Yazı dizisinde yer alan Robert Kunzig imzalı makalede, son yıllarda katlanan nüfus artışı ve dünya kaynaklarının hızlı, hoyrat tüketimine dikkat çekilerek, bilimin ''insan ve gezegen arasındaki rekabetin''sonuçlarını kestiremediği, cevabın insanoğlunun ''henüz almadığı kararlara, oluşturmadığı fikirlere bağlı'' olduğu vurgulandı.
Makalede öne çıkan bazı bilgi ve değerlendirmeler şöyle:
- Tarihçiler, dünya nüfusunun 14. yüzyıldaki Kara Veba salgınından beri azalmadığını düşünüyor.
- 17. yüzyılda dünyada sadece yarım milyar kadar insan olduğunu tahmin ediliyor. Binlerce yıl boyunca oldukça yavaş yükseldikten sonra, nüfus artışı o dönemde ivme kazanmaya başladı. 1930 yılı civarında nüfus 2 milyarı buldu. O zamandan beri de nüfus artışı akıl almaz bir hızla yükseliyor. Yirminci yüzyıldan önce hiçbir insan, kendi ömrü süresince insan nüfusunun ikiye katlandığına tanık olmamıştı, bugünse üçe katlandığını görmüş olanlar var. BM Nüfus Birimine göre, 2011 sonlarında dünya nüfusu 7 milyara ulaşacak.
YERALTI SUYU AZALIYOR, TOPRAK EROZYONA UĞRUYOR, BUZULLAR ERİYOR
- Nüfusta patlama yavaşlamış olsa da sona ermekten çok uzak. Artık ortalama yaşam süresindeki artışa ek olarak, dünyanın dört bir yanında çocuk sahibi olabilecek yaşta kadınların sayısı (1,8 milyar) öyle yüksek ki, küresel nüfus en az bir 20-30 yıl daha artmaya devam edecek.
- Nüfus artışı hala yılda 80 milyon kişi. Bu düşünüldüğünde, endişelenmemek zor. Şu an dünyamızdaki yeraltı suyu seviyesi alçalıyor, toprak erozyona uğruyor, buzullar eriyor, balık stokları yok oluyor. Her gün neredeyse bir milyar insan aç kalıyor. Bundan 20-30 yıl sonra, çoğu yoksul ülkelerde olmak üzere besleyecek yaklaşık 2 milyar boğaz ortaya çıkacak. Peki nasıl olacak?
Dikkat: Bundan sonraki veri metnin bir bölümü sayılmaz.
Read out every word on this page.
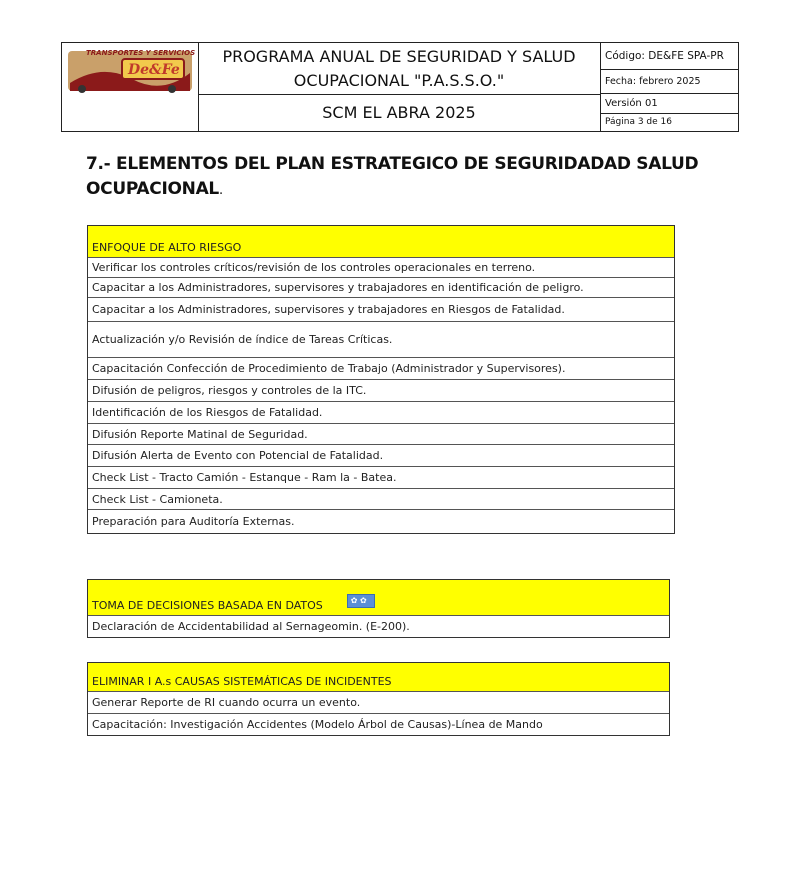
TRANSPORTES Y SERVICIOS
De&Fe
PROGRAMA ANUAL DE SEGURIDAD Y SALUD
OCUPACIONAL "P.A.S.S.O."
SCM EL ABRA 2025
Código: DE&FE SPA-PR
Fecha: febrero 2025
Versión 01
Página 3 de 16
7.- ELEMENTOS DEL PLAN ESTRATEGICO DE SEGURIDADAD SALUD
OCUPACIONAL.
ENFOQUE DE ALTO RIESGO
Verificar los controles críticos/revisión de los controles operacionales en terreno.
Capacitar a los Administradores, supervisores y trabajadores en identificación de peligro.
Capacitar a los Administradores, supervisores y trabajadores en Riesgos de Fatalidad.
Actualización y/o Revisión de índice de Tareas Críticas.
Capacitación Confección de Procedimiento de Trabajo (Administrador y Supervisores).
Difusión de peligros, riesgos y controles de la ITC.
Identificación de los Riesgos de Fatalidad.
Difusión Reporte Matinal de Seguridad.
Difusión Alerta de Evento con Potencial de Fatalidad.
Check List - Tracto Camión - Estanque - Ram la - Batea.
Check List - Camioneta.
Preparación para Auditoría Externas.
TOMA DE DECISIONES BASADA EN DATOS
✿ ✿
Declaración de Accidentabilidad al Sernageomin. (E-200).
ELIMINAR I A.s CAUSAS SISTEMÁTICAS DE INCIDENTES
Generar Reporte de RI cuando ocurra un evento.
Capacitación: Investigación Accidentes (Modelo Árbol de Causas)-Línea de Mando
''6 KİŞİDEN 1'İ HİNDİSTAN'DA OLACAK''
- BM, dünyanın 2030 yılına kadar nüfusun yenilenme düzeyine ulaşacağını öngörüyor. Kötü haberse 2030 yılına daha 20 yıl var ve o dönemde, tarihte görülmüş en kalabalık ergen nesli çocuk sahibi olacak yaşa gelecek.
Bu nesildeki kadınların her biri sadece 2 çocuk doğursa bile, nüfus kendi ivmesiyle en az çeyrek yüzyıl boyunca artış eğiliminde olacak. Bizi bir felaket mi bekliyor, yoksa o günlere gelindiğinde insanlar insanca, çevrelerini tahrip etmeden yaşıyor olabilecek mi? Kesin olan tek şey var: 6 kişiden 1'i Hindistan'da yaşıyor olacak.
''1 MİLYARDAN FAZLA İNSAN 'ORTA SINIF' OLACAK
- Dünya gayrisafi yurtiçi hasılası, 1980-2009 arasında iki kattan daha çok arttı. Son dönemdeki yükseliş, büyük oranda Çin ve Hindistan'daki ekonomik kalkınmanın bir sonucu ve yükselişi yönlendirmeye de devam edecek. Küresel ekonomik büyüme ve bunun getirdiği daha iyi yaşam standartları, kaynakların rekor düzeyde tüketildiği anlamına geliyor.
- Dünya Bankasının tahminlerine göre, 2030'da gelişmekte olan dünyada bir milyardan fazla insan, ''küresel orta sınıfa'' dahil olacak. 2005 yılında bu oran sadece 400 milyondu. Bu iyi bir şey. Ama bu insanlar, bugünkü Amerikalılarla aynı oranda et yer ve benzinli arabalar kullanırlarsa, gezegen için hiç de iyi olmayacak.
- 2030 yılında ortaya çıkacak yeni orta sınıfın doğmasını engellemek için artık çok geç, ama onların ve bizlerin yiyecek ve enerjiyi nasıl üretip tükettiğimizi değiştirmek için o kadar da değil.